For the primary outcome measure the difference between the groups was statistically significant in favor of the E-EPA group (mean=12.6 [SD=14.0] versus 3.1 [SD=13.3]) (t=2.20, df=38, p=0.03), and this difference remained significant after controlling for effects of dietary EPA, medication, duration of illness, and gender (
Figure 1). The reduction tended to be greater in the E-EPA patients taking conventional antipsychotics than in those taking clozapine (mean=17.4 [SD=12.1] versus mean=6.8 [SD=14.6]) (t=1.80, df=18, p=0.09). For the Positive and Negative Syndrome Scale subscales, the only significant difference was in favor of E-EPA in the percentage change in the general psychopathology subscale score at endpoint (t=2.08, df=38, p=0.04). There were no group differences for the changes in Extrapyramidal Symptom Rating Scale parkinsonism, dystonia, or akathisia scores. However, the E-EPA group showed a significantly greater reduction in Extrapyramidal Symptom Rating Scale dyskinesia scores at 12 weeks (t=2.82, df=38, p=0.008). A further analysis of covariance using change in Positive and Negative Syndrome Scale total score as the dependent variable and change in dyskinesia score as a covariate was performed. The difference between the E-EPA and placebo groups was no longer significant (F=3.08, df=1, 39, p=0.09), suggesting that reduction in Positive and Negative Syndrome Scale scores is associated with reduction in dyskinesia scores.
Discussion
This study shows a significant advantage for E-EPA over placebo in the primary outcome measure. The between-group difference had reached significance after 3 weeks of treatment, signifying an early onset of action. We regard these results as remarkable, considering the refractory nature of schizophrenia in the subjects. The reduction in dyskinesia scores for the E-EPA group was unanticipated, although an inverse relationship between tardive dyskinesia scores and blood levels of EPA has been reported
(12). Given the chronic nature of the disorder in the subjects, most of these dyskinetic symptoms are likely to have been due to neuroleptic-induced tardive dyskinesia. The following factors limit the generalization of our findings. First, the study was conducted in a small group of subjects. Second, whether E-EPA is an effective antipsychotic on its own is not known. And third, the results of the analysis of covariance suggest that reduction in Positive and Negative Syndrome Scale scores may at least in part be related to reduction in dyskinesia scores.

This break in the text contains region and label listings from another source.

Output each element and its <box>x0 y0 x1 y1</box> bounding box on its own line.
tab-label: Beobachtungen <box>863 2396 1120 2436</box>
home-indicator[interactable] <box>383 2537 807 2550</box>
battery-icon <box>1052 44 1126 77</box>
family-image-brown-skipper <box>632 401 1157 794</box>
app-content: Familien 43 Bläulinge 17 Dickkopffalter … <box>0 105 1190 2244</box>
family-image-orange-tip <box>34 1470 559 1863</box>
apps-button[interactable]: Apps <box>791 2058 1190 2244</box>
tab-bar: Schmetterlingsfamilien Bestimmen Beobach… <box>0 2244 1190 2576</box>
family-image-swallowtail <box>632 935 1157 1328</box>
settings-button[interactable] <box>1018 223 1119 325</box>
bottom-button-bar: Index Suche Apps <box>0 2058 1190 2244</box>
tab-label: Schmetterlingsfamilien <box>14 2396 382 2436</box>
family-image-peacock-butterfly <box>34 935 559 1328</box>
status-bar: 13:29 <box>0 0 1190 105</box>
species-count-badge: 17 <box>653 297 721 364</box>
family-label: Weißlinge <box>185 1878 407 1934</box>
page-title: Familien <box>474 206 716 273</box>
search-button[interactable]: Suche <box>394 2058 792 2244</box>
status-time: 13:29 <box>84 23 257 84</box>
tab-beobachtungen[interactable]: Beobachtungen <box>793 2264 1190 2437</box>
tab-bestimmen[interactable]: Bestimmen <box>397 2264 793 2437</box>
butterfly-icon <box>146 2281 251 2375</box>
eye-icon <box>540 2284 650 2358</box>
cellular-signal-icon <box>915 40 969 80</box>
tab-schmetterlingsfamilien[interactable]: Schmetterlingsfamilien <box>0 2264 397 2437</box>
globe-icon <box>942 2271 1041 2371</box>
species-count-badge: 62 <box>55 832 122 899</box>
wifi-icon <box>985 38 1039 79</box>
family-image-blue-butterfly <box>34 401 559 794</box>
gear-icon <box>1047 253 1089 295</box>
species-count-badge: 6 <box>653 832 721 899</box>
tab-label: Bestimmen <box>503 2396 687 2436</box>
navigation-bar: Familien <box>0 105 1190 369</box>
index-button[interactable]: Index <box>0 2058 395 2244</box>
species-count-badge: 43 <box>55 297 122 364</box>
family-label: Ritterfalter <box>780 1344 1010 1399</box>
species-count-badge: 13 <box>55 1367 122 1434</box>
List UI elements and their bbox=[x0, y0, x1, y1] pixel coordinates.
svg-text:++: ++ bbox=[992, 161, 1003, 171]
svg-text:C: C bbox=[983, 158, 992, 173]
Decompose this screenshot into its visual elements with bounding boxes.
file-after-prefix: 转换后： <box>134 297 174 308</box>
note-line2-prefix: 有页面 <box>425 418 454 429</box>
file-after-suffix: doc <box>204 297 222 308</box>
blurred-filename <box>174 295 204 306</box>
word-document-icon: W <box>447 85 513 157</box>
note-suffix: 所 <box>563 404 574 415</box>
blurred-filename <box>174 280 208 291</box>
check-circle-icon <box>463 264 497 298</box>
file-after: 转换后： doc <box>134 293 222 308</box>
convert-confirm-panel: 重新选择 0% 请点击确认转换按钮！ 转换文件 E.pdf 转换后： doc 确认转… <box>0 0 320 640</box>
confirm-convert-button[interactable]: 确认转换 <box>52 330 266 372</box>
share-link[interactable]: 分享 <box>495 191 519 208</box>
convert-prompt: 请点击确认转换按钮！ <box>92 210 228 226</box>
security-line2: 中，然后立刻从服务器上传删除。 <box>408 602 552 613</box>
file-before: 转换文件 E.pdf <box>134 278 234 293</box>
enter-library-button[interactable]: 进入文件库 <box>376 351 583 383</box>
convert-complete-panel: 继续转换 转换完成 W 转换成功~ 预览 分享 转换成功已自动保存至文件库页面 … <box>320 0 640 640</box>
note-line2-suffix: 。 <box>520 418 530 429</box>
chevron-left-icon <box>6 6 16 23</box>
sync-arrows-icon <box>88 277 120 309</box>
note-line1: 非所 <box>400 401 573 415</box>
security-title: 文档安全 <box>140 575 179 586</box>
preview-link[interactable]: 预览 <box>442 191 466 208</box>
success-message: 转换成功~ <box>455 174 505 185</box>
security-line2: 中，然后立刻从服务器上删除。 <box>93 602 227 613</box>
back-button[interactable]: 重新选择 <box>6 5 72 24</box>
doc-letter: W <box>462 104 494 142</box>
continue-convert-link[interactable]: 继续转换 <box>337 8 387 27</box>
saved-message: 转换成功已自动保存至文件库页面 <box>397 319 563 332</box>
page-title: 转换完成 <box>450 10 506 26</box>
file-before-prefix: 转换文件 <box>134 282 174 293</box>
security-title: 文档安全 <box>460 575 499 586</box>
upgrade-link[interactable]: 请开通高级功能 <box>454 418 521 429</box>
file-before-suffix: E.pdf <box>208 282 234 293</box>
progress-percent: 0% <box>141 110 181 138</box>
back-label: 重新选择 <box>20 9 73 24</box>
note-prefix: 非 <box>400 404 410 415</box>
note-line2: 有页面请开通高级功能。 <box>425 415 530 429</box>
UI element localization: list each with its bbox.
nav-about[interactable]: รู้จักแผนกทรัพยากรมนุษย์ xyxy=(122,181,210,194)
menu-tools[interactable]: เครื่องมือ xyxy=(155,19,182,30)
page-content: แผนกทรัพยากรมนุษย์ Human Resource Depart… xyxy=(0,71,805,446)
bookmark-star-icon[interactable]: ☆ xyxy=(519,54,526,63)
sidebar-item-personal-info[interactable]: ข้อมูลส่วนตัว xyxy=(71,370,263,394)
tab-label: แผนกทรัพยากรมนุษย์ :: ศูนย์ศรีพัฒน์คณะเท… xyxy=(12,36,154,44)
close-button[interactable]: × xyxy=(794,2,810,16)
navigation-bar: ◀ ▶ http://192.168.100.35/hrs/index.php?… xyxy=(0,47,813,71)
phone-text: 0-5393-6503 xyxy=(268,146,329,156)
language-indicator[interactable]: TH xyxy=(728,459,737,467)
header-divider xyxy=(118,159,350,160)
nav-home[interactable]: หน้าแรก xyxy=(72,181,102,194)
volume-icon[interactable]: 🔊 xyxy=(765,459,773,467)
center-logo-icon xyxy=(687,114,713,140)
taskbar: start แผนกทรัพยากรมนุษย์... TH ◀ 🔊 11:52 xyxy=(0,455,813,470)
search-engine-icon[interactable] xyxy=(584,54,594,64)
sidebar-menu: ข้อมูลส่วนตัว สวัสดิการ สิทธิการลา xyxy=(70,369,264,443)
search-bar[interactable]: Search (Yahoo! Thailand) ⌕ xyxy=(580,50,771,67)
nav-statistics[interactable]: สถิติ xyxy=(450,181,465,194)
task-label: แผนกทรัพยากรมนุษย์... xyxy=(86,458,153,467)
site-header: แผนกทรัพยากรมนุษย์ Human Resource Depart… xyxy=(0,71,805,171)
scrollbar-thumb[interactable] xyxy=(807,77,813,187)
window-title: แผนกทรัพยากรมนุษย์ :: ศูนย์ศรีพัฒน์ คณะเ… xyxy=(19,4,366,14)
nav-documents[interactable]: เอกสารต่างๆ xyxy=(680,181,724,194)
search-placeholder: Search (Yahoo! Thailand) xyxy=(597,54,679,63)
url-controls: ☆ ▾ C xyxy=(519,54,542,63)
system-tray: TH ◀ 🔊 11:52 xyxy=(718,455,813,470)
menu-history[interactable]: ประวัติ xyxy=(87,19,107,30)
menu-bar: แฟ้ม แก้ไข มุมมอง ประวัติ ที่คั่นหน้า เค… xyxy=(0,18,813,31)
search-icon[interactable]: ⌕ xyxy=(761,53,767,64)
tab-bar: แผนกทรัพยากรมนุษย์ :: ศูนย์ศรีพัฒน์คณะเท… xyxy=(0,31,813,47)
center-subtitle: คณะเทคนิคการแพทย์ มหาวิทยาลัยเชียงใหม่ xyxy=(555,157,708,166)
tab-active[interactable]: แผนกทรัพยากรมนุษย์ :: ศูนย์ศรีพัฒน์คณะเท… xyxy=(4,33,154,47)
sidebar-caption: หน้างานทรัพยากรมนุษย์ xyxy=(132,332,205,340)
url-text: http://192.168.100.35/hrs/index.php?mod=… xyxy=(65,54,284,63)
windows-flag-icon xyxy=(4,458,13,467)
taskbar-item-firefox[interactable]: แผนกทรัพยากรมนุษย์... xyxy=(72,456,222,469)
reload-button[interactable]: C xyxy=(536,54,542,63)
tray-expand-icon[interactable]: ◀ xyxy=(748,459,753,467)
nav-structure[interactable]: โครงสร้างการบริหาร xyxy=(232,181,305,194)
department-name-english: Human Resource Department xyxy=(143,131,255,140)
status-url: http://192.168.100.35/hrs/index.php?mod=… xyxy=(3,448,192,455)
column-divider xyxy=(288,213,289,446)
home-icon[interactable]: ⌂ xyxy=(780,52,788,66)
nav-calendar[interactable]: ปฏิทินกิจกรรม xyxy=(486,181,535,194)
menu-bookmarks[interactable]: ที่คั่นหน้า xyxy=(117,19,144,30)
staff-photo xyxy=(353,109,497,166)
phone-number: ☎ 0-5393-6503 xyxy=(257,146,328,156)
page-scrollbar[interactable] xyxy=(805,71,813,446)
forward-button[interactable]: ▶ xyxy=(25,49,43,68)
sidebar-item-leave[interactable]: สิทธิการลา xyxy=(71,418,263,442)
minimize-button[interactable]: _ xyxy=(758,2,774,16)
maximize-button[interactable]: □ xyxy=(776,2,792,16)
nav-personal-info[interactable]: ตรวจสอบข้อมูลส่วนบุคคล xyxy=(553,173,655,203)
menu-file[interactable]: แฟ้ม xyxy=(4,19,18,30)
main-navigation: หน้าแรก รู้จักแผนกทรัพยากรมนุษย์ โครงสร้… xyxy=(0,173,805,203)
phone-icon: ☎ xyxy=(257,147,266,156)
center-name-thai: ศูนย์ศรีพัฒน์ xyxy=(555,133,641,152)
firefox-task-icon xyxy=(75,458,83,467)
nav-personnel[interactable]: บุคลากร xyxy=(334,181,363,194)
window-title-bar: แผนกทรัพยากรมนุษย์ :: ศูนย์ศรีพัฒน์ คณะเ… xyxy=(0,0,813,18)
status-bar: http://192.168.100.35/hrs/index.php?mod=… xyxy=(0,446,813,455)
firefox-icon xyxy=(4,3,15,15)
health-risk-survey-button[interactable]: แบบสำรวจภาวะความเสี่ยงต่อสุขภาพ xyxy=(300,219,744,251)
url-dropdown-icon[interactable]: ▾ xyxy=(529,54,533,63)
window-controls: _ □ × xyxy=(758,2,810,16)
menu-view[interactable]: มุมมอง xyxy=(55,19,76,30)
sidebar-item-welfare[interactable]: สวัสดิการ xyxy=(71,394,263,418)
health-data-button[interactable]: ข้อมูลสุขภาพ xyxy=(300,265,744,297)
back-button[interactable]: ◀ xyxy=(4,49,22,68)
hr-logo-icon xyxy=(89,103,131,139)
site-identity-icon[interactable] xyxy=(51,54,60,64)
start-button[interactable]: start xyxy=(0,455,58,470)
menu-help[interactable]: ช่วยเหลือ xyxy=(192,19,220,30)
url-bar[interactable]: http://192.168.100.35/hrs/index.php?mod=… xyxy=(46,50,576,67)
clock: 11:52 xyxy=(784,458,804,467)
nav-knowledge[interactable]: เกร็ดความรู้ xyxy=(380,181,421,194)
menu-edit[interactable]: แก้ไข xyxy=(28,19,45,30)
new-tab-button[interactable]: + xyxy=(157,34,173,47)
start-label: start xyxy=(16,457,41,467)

E-EPA may be an effective, safe, and well-tolerated add-on treatment in chronic schizophrenia. The extent of its antipsychotic activity remains to be determined. The beneficial effect observed on dyskinesia also requires further exploration. If efficacy in psychosis and tardive dyskinesia is confirmed, it is likely to lead to revision of our understanding of the pathophysiology and treatment of these disorders.